African dogs “vote” on group decisions by SNEEZING

We put someone in a position of power based on how trustworthy and capable we think they are. We do this by by holding an electoral voting process, whose intricacies we would not delve into.

How about animals? How do they reach a consensus as to who to put in power? According to a study that conducted investigations into free-ranging African wild dog packs in Botswana, one way of doing that is by sneezing.

African wild dogs are characterized by their affinity for dominant-directed group living and get involved in typical social rallies: high energy greeting ceremonies that take place before collective movements.

According to Neil Jordan of the University of South Wales Centre for Ecosystem Science, who initiated a research into African dogs’ social setup, the dogs would sneeze a lot before preparing to run off to hunt as a pack.

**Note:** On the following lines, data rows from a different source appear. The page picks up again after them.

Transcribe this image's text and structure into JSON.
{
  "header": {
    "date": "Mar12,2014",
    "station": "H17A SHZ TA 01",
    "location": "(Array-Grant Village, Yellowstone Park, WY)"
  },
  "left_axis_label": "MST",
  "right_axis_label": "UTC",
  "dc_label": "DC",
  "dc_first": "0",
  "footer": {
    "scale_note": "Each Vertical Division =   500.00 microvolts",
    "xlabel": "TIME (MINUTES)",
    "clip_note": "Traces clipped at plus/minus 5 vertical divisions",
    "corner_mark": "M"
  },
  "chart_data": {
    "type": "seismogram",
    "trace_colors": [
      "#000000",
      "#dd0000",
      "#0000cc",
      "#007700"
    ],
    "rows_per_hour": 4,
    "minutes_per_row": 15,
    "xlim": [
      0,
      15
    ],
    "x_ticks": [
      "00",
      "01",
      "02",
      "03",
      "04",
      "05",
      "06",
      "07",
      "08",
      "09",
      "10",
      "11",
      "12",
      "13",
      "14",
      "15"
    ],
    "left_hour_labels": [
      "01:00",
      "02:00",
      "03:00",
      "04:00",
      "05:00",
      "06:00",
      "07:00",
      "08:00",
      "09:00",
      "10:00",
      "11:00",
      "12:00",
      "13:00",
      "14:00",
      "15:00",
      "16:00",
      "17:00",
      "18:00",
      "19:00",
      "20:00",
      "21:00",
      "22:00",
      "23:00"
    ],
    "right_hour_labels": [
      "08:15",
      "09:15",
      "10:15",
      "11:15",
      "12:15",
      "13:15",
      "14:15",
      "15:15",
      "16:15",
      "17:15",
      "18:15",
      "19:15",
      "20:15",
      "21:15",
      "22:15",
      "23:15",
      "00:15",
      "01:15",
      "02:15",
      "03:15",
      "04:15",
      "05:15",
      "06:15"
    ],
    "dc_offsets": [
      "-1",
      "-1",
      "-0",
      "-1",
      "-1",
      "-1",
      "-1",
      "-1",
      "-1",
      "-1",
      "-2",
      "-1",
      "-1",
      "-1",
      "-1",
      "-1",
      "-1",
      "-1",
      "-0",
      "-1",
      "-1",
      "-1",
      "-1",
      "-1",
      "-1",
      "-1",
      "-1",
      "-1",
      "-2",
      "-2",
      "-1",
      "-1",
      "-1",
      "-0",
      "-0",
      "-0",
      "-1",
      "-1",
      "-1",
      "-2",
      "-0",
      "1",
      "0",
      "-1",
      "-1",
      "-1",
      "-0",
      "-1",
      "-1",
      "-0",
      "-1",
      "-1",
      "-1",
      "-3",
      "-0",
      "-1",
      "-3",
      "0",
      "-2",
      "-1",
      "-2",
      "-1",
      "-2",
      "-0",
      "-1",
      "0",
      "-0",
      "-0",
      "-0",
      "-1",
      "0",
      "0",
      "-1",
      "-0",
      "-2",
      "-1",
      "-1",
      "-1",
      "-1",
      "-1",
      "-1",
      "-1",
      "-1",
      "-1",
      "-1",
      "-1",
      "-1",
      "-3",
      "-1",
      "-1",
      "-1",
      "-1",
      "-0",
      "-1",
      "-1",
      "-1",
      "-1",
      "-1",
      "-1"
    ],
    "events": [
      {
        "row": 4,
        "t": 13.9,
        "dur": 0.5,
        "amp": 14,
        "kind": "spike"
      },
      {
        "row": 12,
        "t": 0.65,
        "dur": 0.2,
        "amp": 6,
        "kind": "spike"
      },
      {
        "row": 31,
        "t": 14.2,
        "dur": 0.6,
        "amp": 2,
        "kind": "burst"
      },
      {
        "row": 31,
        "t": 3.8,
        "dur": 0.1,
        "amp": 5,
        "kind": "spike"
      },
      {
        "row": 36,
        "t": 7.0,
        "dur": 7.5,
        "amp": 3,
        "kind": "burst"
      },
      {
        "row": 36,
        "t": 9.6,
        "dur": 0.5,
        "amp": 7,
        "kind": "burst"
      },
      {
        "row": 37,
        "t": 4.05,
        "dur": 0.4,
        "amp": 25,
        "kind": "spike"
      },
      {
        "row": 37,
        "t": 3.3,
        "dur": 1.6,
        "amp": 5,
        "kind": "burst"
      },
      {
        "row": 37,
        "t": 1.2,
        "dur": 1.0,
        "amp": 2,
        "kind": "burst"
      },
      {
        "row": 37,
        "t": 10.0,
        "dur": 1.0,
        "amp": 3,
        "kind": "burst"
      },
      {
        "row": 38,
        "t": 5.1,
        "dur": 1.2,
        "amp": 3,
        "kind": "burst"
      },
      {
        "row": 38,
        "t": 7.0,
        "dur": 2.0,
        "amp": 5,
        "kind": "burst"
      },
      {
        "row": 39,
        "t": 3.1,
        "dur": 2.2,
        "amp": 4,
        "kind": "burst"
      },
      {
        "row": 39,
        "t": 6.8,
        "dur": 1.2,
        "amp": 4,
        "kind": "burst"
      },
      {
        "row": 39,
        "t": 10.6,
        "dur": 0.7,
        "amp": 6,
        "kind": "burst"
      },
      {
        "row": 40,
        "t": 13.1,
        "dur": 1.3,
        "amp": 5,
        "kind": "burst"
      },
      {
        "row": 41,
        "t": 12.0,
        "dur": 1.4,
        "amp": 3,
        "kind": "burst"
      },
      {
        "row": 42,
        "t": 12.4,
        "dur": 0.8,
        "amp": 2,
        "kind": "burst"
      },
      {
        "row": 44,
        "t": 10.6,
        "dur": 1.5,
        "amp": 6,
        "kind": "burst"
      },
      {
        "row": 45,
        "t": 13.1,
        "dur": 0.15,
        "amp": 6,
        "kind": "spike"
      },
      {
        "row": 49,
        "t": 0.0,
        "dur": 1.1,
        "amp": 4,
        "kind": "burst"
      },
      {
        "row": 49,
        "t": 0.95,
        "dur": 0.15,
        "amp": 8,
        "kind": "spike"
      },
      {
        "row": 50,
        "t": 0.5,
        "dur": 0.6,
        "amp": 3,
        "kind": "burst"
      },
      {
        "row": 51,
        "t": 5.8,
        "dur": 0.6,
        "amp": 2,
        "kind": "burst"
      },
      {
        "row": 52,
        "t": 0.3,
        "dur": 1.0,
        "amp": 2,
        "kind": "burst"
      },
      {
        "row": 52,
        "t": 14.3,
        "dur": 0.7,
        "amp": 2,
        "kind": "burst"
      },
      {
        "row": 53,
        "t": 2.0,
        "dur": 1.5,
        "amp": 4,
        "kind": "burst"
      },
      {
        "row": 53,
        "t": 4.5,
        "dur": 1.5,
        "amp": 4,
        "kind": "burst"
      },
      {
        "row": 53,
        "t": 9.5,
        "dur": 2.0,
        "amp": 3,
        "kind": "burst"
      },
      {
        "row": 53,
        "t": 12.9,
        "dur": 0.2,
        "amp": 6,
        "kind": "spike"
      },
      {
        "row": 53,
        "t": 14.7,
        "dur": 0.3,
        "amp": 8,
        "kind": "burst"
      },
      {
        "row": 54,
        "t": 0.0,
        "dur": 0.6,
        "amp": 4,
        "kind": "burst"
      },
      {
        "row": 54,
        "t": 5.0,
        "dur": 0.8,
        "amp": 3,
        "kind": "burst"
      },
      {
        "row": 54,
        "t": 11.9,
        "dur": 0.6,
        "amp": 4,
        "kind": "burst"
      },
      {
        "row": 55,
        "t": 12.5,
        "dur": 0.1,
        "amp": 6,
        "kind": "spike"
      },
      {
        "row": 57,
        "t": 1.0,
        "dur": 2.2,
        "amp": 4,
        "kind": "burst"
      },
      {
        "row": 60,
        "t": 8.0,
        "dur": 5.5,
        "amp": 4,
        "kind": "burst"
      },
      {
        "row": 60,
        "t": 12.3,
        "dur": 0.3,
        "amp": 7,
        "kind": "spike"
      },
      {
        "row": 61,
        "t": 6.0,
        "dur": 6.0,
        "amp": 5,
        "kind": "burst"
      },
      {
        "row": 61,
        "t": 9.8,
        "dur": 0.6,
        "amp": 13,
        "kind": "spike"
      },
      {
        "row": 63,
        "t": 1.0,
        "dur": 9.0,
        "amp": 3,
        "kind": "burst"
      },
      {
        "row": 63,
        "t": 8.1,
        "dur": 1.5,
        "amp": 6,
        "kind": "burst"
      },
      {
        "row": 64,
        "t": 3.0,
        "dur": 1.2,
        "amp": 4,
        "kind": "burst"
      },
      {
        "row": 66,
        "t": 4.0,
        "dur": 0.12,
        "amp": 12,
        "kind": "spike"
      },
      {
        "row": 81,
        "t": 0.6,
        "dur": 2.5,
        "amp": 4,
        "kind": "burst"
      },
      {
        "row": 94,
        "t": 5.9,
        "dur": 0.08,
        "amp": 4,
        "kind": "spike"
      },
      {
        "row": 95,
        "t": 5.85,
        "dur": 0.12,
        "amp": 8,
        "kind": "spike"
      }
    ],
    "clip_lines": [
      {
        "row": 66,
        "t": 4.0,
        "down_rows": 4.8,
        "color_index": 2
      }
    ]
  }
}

We recorded details of 68 social rallies from five African wild dog packs living in the Okavango Delta in Botswana, and couldn’t quite believe it when our analyses confirmed our suspicions. The more sneezes that occurred, the more likely it was that the pack moved off and started hunting. The sneeze acts like a type of voting system,” Jordan said.

Upon observation of the dogs, the research team surmised that if the dominant dogs sneezed, then only a few more sneezes needed to occur for the rally to take place. If the dominant dogs did not sneeze, then there still need to be 10 or more sneezes before the rally could happen.

The sneezes act as a type of quorum, and the sneezes have to reach a certain threshold before the group changes activity,” Swansea University researcher Andrew King said.

Unlike the one-person, one-vote rules of the human electoral system, members of the pack were not limited to one sneeze. However, if a dominant pack member started a rally, fewer sneezes are needed for the pack to get going, thus pointing to what Brown University undergraduate research technician Reena H. Walker calls the compromise “between dominance and democracy”.

According to Walker, the quality of the sneeze that the wild dogs make is different from that of the human sneeze, as it is an “audible, rapid forced exhalation through the nose”. Scientists also are not sure whether the movement is something that the dogs make of their own accord, or if the sneeze happens involuntarily, much in the same way that a human sneeze does.

However, to be safe, Walker said you should count the number of sneezes that the pack makes to know if it is moving towards a different direction or not yet. (Related: Animals are able to judge whether something is fair or not.)

The hierarchy within African wild dog packs is characterized by priority of access to prey or animal carcasses – the dominant pair and their pups (less than one year) have first access to kills; and then the yearlings, which are members of the pack between the ages of one and two; and then lastly, subdominant adults, which are members of the pack that are more than two years old.

Quorum behavior, in which a minimum number of votes is needed before a group of animals decides on a particular order of business, has also been seen in honeybees, meerkats, mountain gorillas, and white-faced capuchin monkeys.

To be specific, three meerkats (Suricata suricatta) making “moving calls” are needed for the whole group to go to a new foraging patch; honeybees (Apis mellifera) require “piping signals”; and “trills” are needed in white-faced capuchin monkeys (Cebus capucinus) for collective departures to happen.